Mattie has identified the major landmarks he wants to model – the pink stickies. Of course CPK and Noodles and his elementary school are on there.
Have still not resolved the mess where the descent from Mattie Mountain crosses the city loop (left middle of the right table).
Realized there was a vertical clearance problem where the descent from Mattie Mountain (clockwise around the right end of the table) was to cross over the city loop (the incomplete area on the left side of the right table). Hard to keep this straight working in 2D in AnyRail. Have increased the descent grade from Mattie Mountain to 3.4% so it will now intersect the city loop at ground level. Have not figured out how 3 tracks will cross there! AnyRail is complaining about some tight radiuses, but with a little fiddling, looks like it will work. Need to buy some crossings now. The layout I posted earlier this evening reflects this update.
Have layed foam panel for the train yard (front) and a 2% grade around the left and along the back of the table to Mattie Mountain. The yard is 1.5″ above the table surface. Mattie Mountain is a 6″ peak.
Here is the layout, designed in the AnyRail app, with Atlas N Scale Code 80 track. Each square of the grid is 3″x3″. Mattie Mountain is the area labeled as 6″ high in the upper right.

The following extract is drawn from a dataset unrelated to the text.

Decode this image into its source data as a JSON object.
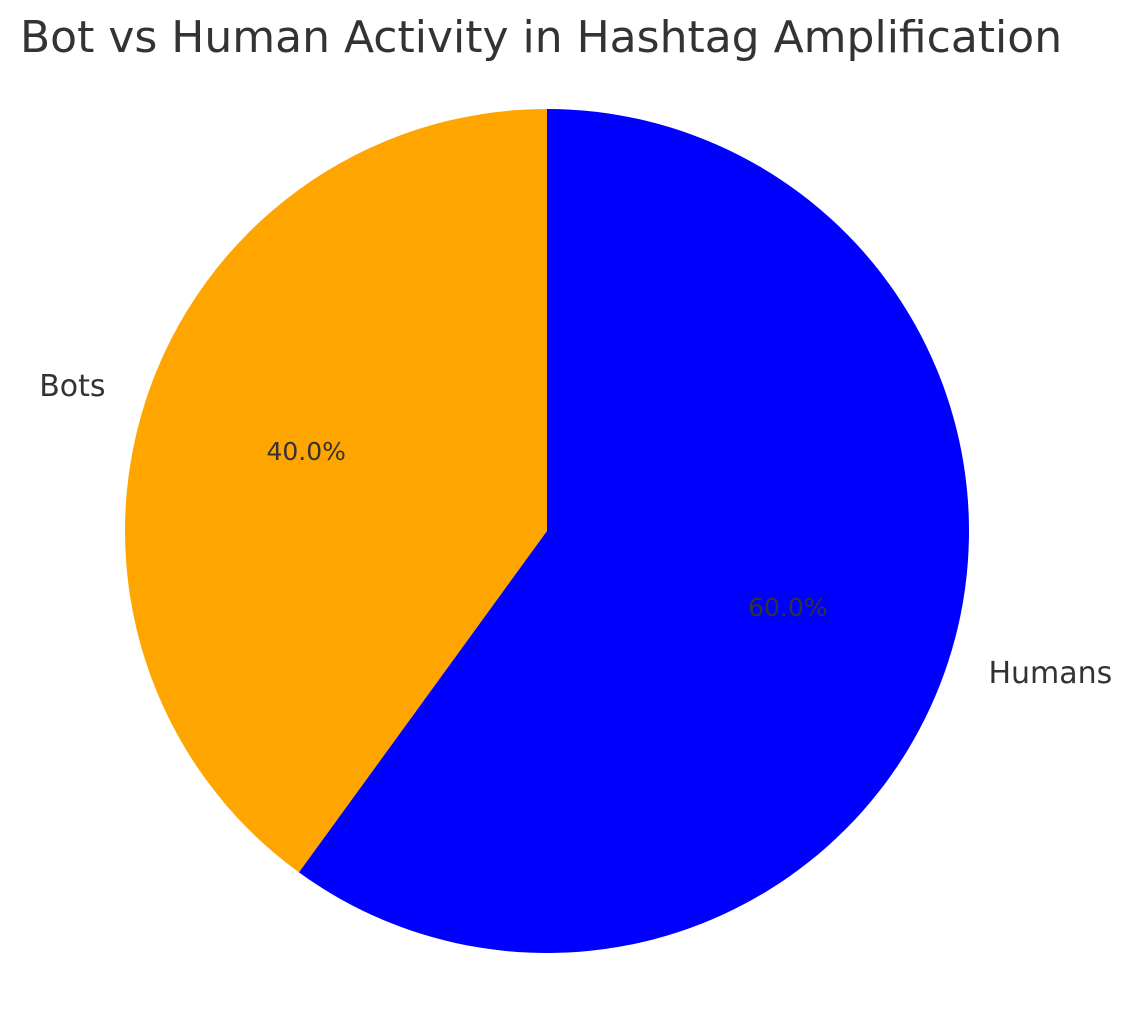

I’m running AnyRail (a Windows app) on Windows 8.1 within a VirtualBox virtual machine hosted on my 2012 MacBook Pro which is running Yosemite 10.10.3. It is rock solid and more than fast enough.

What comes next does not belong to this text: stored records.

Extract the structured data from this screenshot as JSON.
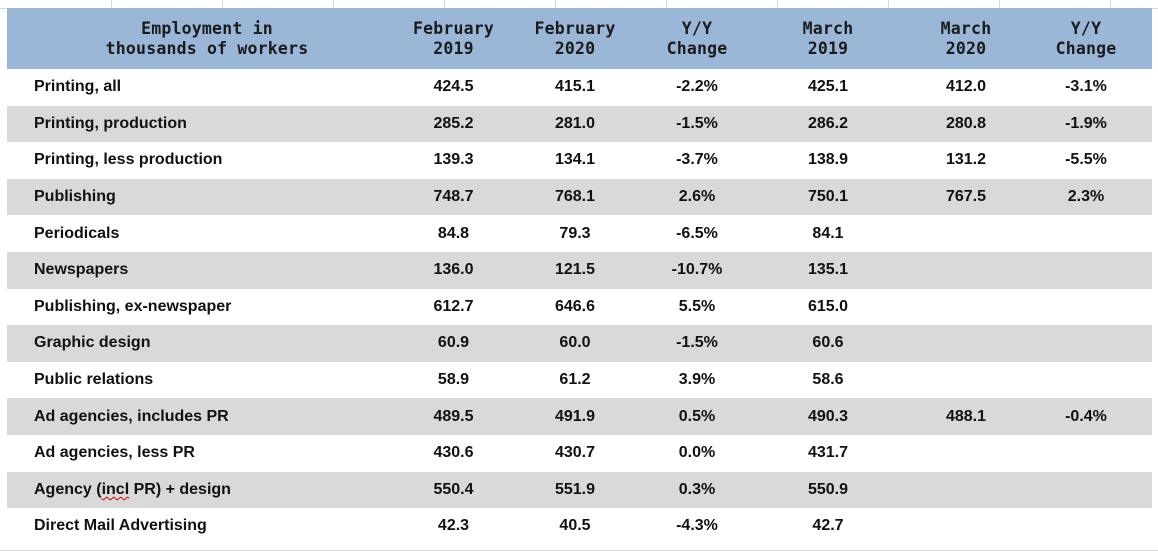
{
  "table": {
    "headers": [
      "Employment in\nthousands of workers",
      "February\n2019",
      "February\n2020",
      "Y/Y\nChange",
      "March\n2019",
      "March\n2020",
      "Y/Y\nChange"
    ],
    "rows": [
      {
        "label_pre": "Printing, all",
        "label_flag": "",
        "label_post": "",
        "cells": [
          "424.5",
          "415.1",
          "-2.2%",
          "425.1",
          "412.0",
          "-3.1%"
        ]
      },
      {
        "label_pre": "Printing, production",
        "label_flag": "",
        "label_post": "",
        "cells": [
          "285.2",
          "281.0",
          "-1.5%",
          "286.2",
          "280.8",
          "-1.9%"
        ]
      },
      {
        "label_pre": "Printing, less production",
        "label_flag": "",
        "label_post": "",
        "cells": [
          "139.3",
          "134.1",
          "-3.7%",
          "138.9",
          "131.2",
          "-5.5%"
        ]
      },
      {
        "label_pre": "Publishing",
        "label_flag": "",
        "label_post": "",
        "cells": [
          "748.7",
          "768.1",
          "2.6%",
          "750.1",
          "767.5",
          "2.3%"
        ]
      },
      {
        "label_pre": "Periodicals",
        "label_flag": "",
        "label_post": "",
        "cells": [
          "84.8",
          "79.3",
          "-6.5%",
          "84.1",
          "",
          ""
        ]
      },
      {
        "label_pre": "Newspapers",
        "label_flag": "",
        "label_post": "",
        "cells": [
          "136.0",
          "121.5",
          "-10.7%",
          "135.1",
          "",
          ""
        ]
      },
      {
        "label_pre": "Publishing, ex-newspaper",
        "label_flag": "",
        "label_post": "",
        "cells": [
          "612.7",
          "646.6",
          "5.5%",
          "615.0",
          "",
          ""
        ]
      },
      {
        "label_pre": "Graphic design",
        "label_flag": "",
        "label_post": "",
        "cells": [
          "60.9",
          "60.0",
          "-1.5%",
          "60.6",
          "",
          ""
        ]
      },
      {
        "label_pre": "Public relations",
        "label_flag": "",
        "label_post": "",
        "cells": [
          "58.9",
          "61.2",
          "3.9%",
          "58.6",
          "",
          ""
        ]
      },
      {
        "label_pre": "Ad agencies, includes PR",
        "label_flag": "",
        "label_post": "",
        "cells": [
          "489.5",
          "491.9",
          "0.5%",
          "490.3",
          "488.1",
          "-0.4%"
        ]
      },
      {
        "label_pre": "Ad agencies, less PR",
        "label_flag": "",
        "label_post": "",
        "cells": [
          "430.6",
          "430.7",
          "0.0%",
          "431.7",
          "",
          ""
        ]
      },
      {
        "label_pre": "Agency (",
        "label_flag": "incl",
        "label_post": " PR) + design",
        "cells": [
          "550.4",
          "551.9",
          "0.3%",
          "550.9",
          "",
          ""
        ]
      },
      {
        "label_pre": "Direct Mail Advertising",
        "label_flag": "",
        "label_post": "",
        "cells": [
          "42.3",
          "40.5",
          "-4.3%",
          "42.7",
          "",
          ""
        ]
      }
    ]
  },
  "colors": {
    "header_fill": "#9ab7d8",
    "row_shade": "#d9d9d9",
    "spellcheck_underline": "#d00000"
  }
}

Only within the past week, I noticed that Atlas also has Track Planning Software which includes a 3D mode to better visualize the height, clearances, and scenery of your layout. I have not had a chance to try it yet. But it does run on Windows 8.1 within the same VirtualBox on my MacBook.
Here is the new 2nd Table (on the left) installed next to the original Thomas the Train Table (on the right).
The respective surface areas are 30″x78-5/8″ (left) and 35-1/8″x59-1/2″ (right).
They are built using:
1″x4″ – 8′ common boards
1/2″ 4’x8′ MDF Panels
1″ 2’x2′ Owens Corning Foamular Project Panels
The 1/2″ thick MDF Panels are inserted into a 1/2″ dado running around the side boards. The tables are then covered in Foamular Project Panels, glued down with foam friendly Loctite PL300 Foamboard Adhesive. Foamular is available in single panels large enough to cover the tables, but these 2’x2′ panels are more easily transported home in a sedan.
The new table top was constructed on April 20th, and the legs on April 29th.
My son Mattie received an boxed set N scale train for Christmas. After setting it up on his train table in place of his wooden Thomas the Train set, he quickly mastered the 4 switches – and wanted more. So we are expanding by 2X, and taking over the sunroom!
He has selected many of his favorite places in Boulder and the foothills to model including CPK and Noodles, and he wants a turntable.